#CEXvsDEX101 Centralized (CEX) and decentralized (DEX) exchanges have their pros and cons, and the choice depends on the trader's priorities.

Advantages of centralized exchanges (CEX):

Ease of use and a user-friendly interface for beginners.

Wide functionality: margin trading, stop-losses, various payment methods.

Availability of customer support and the possibility of account recovery through verification.

High liquidity and fast transactions.

Cons of CEX:

Registration and KYC are required, which reduces anonymity.

User funds are stored on the exchange, which creates a risk of loss during hacks or fraud.

Account blocks and access restrictions are possible by the exchange or regulators' decision.

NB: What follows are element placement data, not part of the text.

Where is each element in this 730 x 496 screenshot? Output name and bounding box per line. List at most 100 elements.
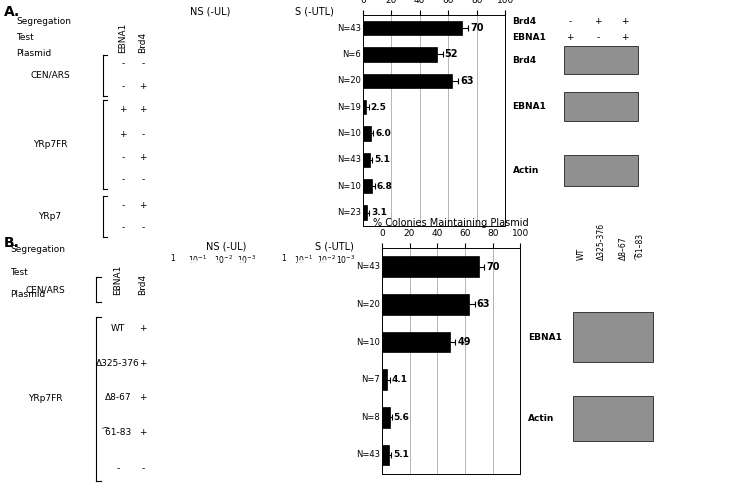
- Text: EBNA1: EBNA1: [113, 264, 123, 295]
- Circle shape: [320, 421, 327, 438]
- Circle shape: [324, 141, 328, 151]
- Circle shape: [180, 256, 201, 302]
- Circle shape: [215, 157, 231, 189]
- Circle shape: [297, 22, 311, 55]
- Circle shape: [215, 211, 231, 244]
- Circle shape: [239, 51, 254, 80]
- Text: Brd4: Brd4: [139, 273, 147, 295]
- Circle shape: [296, 447, 312, 488]
- Bar: [382, 444, 389, 465]
- Text: $10^{-3}$: $10^{-3}$: [237, 253, 256, 266]
- Bar: [363, 47, 437, 62]
- Text: Test: Test: [16, 33, 34, 42]
- Text: -: -: [142, 464, 145, 473]
- Text: EBNA1: EBNA1: [118, 23, 127, 54]
- Text: -: -: [142, 130, 145, 139]
- Text: Brd4: Brd4: [512, 17, 537, 26]
- Text: YRp7: YRp7: [39, 212, 61, 221]
- Text: Brd4: Brd4: [139, 32, 147, 54]
- Text: +: +: [139, 324, 147, 333]
- Circle shape: [295, 294, 312, 339]
- Circle shape: [239, 159, 254, 187]
- Circle shape: [298, 50, 310, 81]
- Text: N=43: N=43: [337, 155, 361, 164]
- Circle shape: [231, 335, 248, 373]
- Circle shape: [188, 156, 206, 190]
- Circle shape: [275, 73, 291, 112]
- Text: $10^{-1}$: $10^{-1}$: [188, 253, 207, 266]
- Bar: [363, 153, 370, 167]
- Circle shape: [205, 334, 223, 375]
- Circle shape: [345, 390, 347, 394]
- Text: WT: WT: [111, 324, 125, 333]
- Circle shape: [276, 183, 291, 218]
- Circle shape: [239, 78, 254, 107]
- Circle shape: [342, 57, 350, 74]
- Circle shape: [164, 208, 182, 247]
- Circle shape: [342, 29, 350, 48]
- Text: Δ8–67: Δ8–67: [618, 237, 628, 260]
- Circle shape: [235, 420, 244, 440]
- Text: +: +: [119, 130, 126, 139]
- Circle shape: [344, 463, 347, 472]
- Circle shape: [255, 337, 270, 372]
- Circle shape: [188, 102, 206, 137]
- Circle shape: [345, 427, 347, 433]
- Circle shape: [364, 466, 366, 468]
- Bar: [382, 332, 450, 352]
- Circle shape: [215, 103, 231, 136]
- Circle shape: [319, 455, 328, 480]
- Circle shape: [205, 297, 223, 337]
- Bar: [363, 73, 453, 88]
- Title: % Colonies Maintaining Plasmid: % Colonies Maintaining Plasmid: [373, 219, 529, 229]
- Circle shape: [325, 223, 328, 231]
- Circle shape: [215, 22, 231, 55]
- Circle shape: [300, 110, 308, 129]
- Text: -: -: [142, 176, 145, 185]
- Bar: [382, 407, 390, 428]
- Text: N=7: N=7: [361, 375, 380, 384]
- Text: N=43: N=43: [356, 262, 380, 271]
- Bar: [572, 312, 653, 362]
- Circle shape: [164, 19, 182, 58]
- Text: +: +: [621, 17, 629, 26]
- Text: N=43: N=43: [356, 450, 380, 459]
- Circle shape: [180, 445, 201, 490]
- Text: S (-UTL): S (-UTL): [295, 6, 334, 16]
- Text: N=10: N=10: [337, 182, 361, 190]
- Text: Segregation: Segregation: [10, 246, 66, 254]
- Text: +: +: [139, 82, 147, 91]
- Text: -: -: [121, 59, 124, 68]
- Text: CEN/ARS: CEN/ARS: [30, 70, 70, 80]
- Bar: [363, 179, 372, 193]
- Text: -: -: [142, 285, 145, 294]
- Circle shape: [345, 118, 346, 120]
- Circle shape: [180, 370, 201, 415]
- Circle shape: [297, 76, 311, 109]
- Text: B.: B.: [4, 236, 20, 249]
- Circle shape: [361, 306, 369, 328]
- Text: 52: 52: [445, 50, 458, 60]
- Text: 5.1: 5.1: [374, 155, 391, 164]
- Text: Δ325-376: Δ325-376: [597, 223, 607, 260]
- Text: N=20: N=20: [356, 300, 380, 309]
- Circle shape: [339, 301, 352, 333]
- Circle shape: [239, 24, 254, 53]
- Circle shape: [164, 73, 182, 112]
- Circle shape: [275, 46, 291, 85]
- Circle shape: [188, 75, 206, 110]
- Circle shape: [316, 298, 331, 336]
- Text: N=20: N=20: [337, 76, 361, 85]
- Text: EBNA1: EBNA1: [528, 333, 561, 342]
- Text: NS (-UL): NS (-UL): [190, 6, 230, 16]
- Circle shape: [236, 383, 244, 401]
- Circle shape: [215, 49, 231, 82]
- Text: $10^{-1}$: $10^{-1}$: [294, 253, 313, 266]
- Text: -: -: [121, 224, 124, 233]
- Circle shape: [261, 389, 264, 395]
- Text: 63: 63: [461, 76, 474, 86]
- Text: ͡61–83: ͡61–83: [639, 237, 648, 260]
- Text: -: -: [116, 285, 120, 294]
- Circle shape: [295, 332, 312, 377]
- Text: N=10: N=10: [337, 129, 361, 138]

Advantages of decentralized exchanges (DEX):

Full control over your funds — assets are stored in the user's wallet, not on the exchange.

Anonymity and no need for registration and KYC.

Lack of intermediaries and minimization of manipulation and intervention risks.

Higher security against hacking attacks due to a distributed structure.

Ability to trade unquoted tokens that are not available on CEX.

Cons of DEX:

Limited functionality (no margin trading, stop-losses, etc.).

Low liquidity and possible slippage during large trades.

Difficulty for beginners and lack of customer support.

Network fees can be high during blockchain congestion.

Risks due to errors in smart contracts and inability to cancel erroneous transactions.

Conclusion:

If simplicity, wide functionality, and high liquidity are important — centralized exchanges are better. If priority is security, anonymity, and control over funds — decentralized exchanges are preferable. Many traders use both types depending on their tasks.